Right,
You could have a couple different scenarios.
Overall you want a vote/ballot/voting set of tables where the vote table is the main one, ballots uses the vote id to store all possible voting choices and voting tables which uses the ballot id to store the record of what was cast along with the vote ID of the first table as an identifier.
Example:
Table 1 - voteID as Primary Key - autonumber
Table 1 - fldVoteTitle as Text
Table 1 - fldVoteDetail as Text
And Vote possiblities.
Table 2 - ballotID as Primary Key - autonumber
Table 2 - fldVoteID as Number
Table 2 - fldItem as Text
And finally Vote Casting
Table 3 - castID as Primary Key - autonumber
Table 3 - fldVoteID as Number
Table 3 - fldVoteCast as Text (or number)
For relationships you match up the obvious
Table 1 - voteID relates to Table 2 fldVoteID
Table 1 - voteID relates to Table 3 fldVoteID
What this lets you now do is count either with VBA, Reports or Queries inside Table 2 for the specified Vote.
Example Records
Table 1
voteID - 1, fldVoteTitle - "vote for budget", fldVoteDetail - "We need you to vote now on budget 2015"
Table 2
ballotID - 1, fldItem - "Yes"
ballotID - 2, fldItem - "No"
Table 3
castID - 1, fldVoteID - 1, fldVoteCast - 1 (voted yes on budget vote)

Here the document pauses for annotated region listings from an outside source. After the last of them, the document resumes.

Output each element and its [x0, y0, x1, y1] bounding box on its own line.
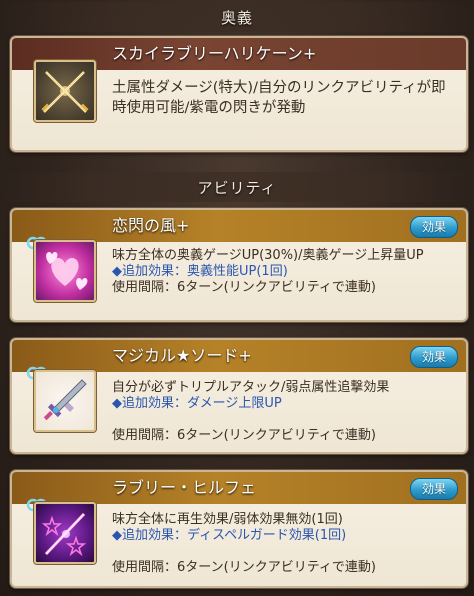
magic-stars-icon [34, 502, 96, 564]
ability-description: 味方全体の奥義ゲージUP(30%)/奥義ゲージ上昇量UP [112, 248, 424, 263]
hearts-icon [34, 240, 96, 302]
effect-button[interactable]: 効果 [410, 478, 458, 500]
ability-cooldown: 使用間隔：6ターン(リンクアビリティで連動) [112, 428, 376, 443]
ability-name: マジカル★ソード+ [112, 346, 252, 365]
ability-cooldown: 使用間隔：6ターン(リンクアビリティで連動) [112, 560, 376, 575]
ougi-description: 土属性ダメージ(特大)/自分のリンクアビリティが即時使用可能/紫電の閃きが発動 [112, 80, 446, 116]
ability-description: 味方全体に再生効果/弱体効果無効(1回) [112, 512, 343, 527]
ability-extra-effect: ◆追加効果：奥義性能UP(1回) [112, 264, 288, 279]
ability-title-bar [12, 210, 466, 242]
ability-description-block: 味方全体に再生効果/弱体効果無効(1回) ◆追加効果：ディスペルガード効果(1回… [112, 512, 456, 576]
ability-cooldown: 使用間隔：6ターン(リンクアビリティで連動) [112, 280, 376, 295]
effect-button[interactable]: 効果 [410, 216, 458, 238]
ougi-section-title: 奥義 [220, 8, 253, 27]
ability-card: 恋閃の風+ 効果 味方全体の奥義ゲージUP(30%)/奥義ゲージ上昇量UP ◆追… [10, 208, 468, 322]
ability-name: 恋閃の風+ [112, 216, 190, 235]
ability-extra-effect: ◆追加効果：ディスペルガード効果(1回) [112, 528, 347, 543]
ability-description-block: 自分が必ずトリプルアタック/弱点属性追撃効果 ◆追加効果：ダメージ上限UP 使用… [112, 380, 456, 444]
crossed-swords-icon [34, 60, 96, 122]
sword-icon [34, 370, 96, 432]
ability-description: 自分が必ずトリプルアタック/弱点属性追撃効果 [112, 380, 390, 395]
ability-name: ラブリー・ヒルフェ [112, 478, 257, 497]
ougi-card: スカイラブリーハリケーン+ 土属性ダメージ(特大)/自分のリンクアビリティが即時… [10, 36, 468, 152]
ability-card: ラブリー・ヒルフェ 効果 味方全体に再生効果/弱体効果無効(1回) ◆追加効果：… [10, 470, 468, 588]
ability-section-header: アビリティ [0, 172, 474, 202]
effect-button[interactable]: 効果 [410, 346, 458, 368]
ougi-section-header: 奥義 [0, 2, 474, 32]
ability-section-title: アビリティ [197, 178, 277, 197]
ability-description-block: 味方全体の奥義ゲージUP(30%)/奥義ゲージ上昇量UP ◆追加効果：奥義性能U… [112, 248, 456, 296]
ougi-name: スカイラブリーハリケーン+ [112, 44, 317, 63]
ability-extra-effect: ◆追加効果：ダメージ上限UP [112, 396, 282, 411]
ability-card: マジカル★ソード+ 効果 自分が必ずトリプルアタック/弱点属性追撃効果 ◆追加効… [10, 338, 468, 454]
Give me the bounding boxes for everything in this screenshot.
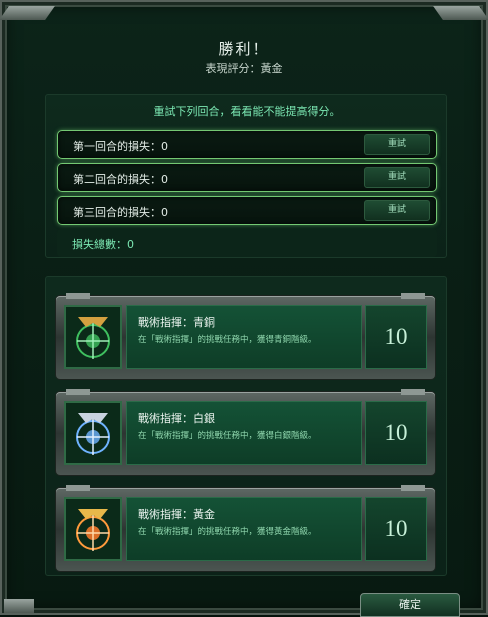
medal-description: 在「戰術指揮」的挑戰任務中，獲得青銅階級。 [138,335,317,345]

castID - 2, fldVoteID - 1, fldVoteCast - 1 (voted yes on budget vote)
castID - 3, fldVoteID - 1, fldVoteCast - 2 (voted no on budget vote)
castID - 4, fldVoteID - 1, fldVoteCast - 2 (voted no on budget vote)
castID - 5, fldVoteID - 1, fldVoteCast - 3 (voted no on budget vote)
The No's barely carry the day with 3 against 2 for.
Attached an example table.
--update--
I had initially wondered the same thing that gemma did - and you could solve it by adding a 4th table for person - and add another column to the votes cast table with the primary id of the person casting the vote - and count out that way.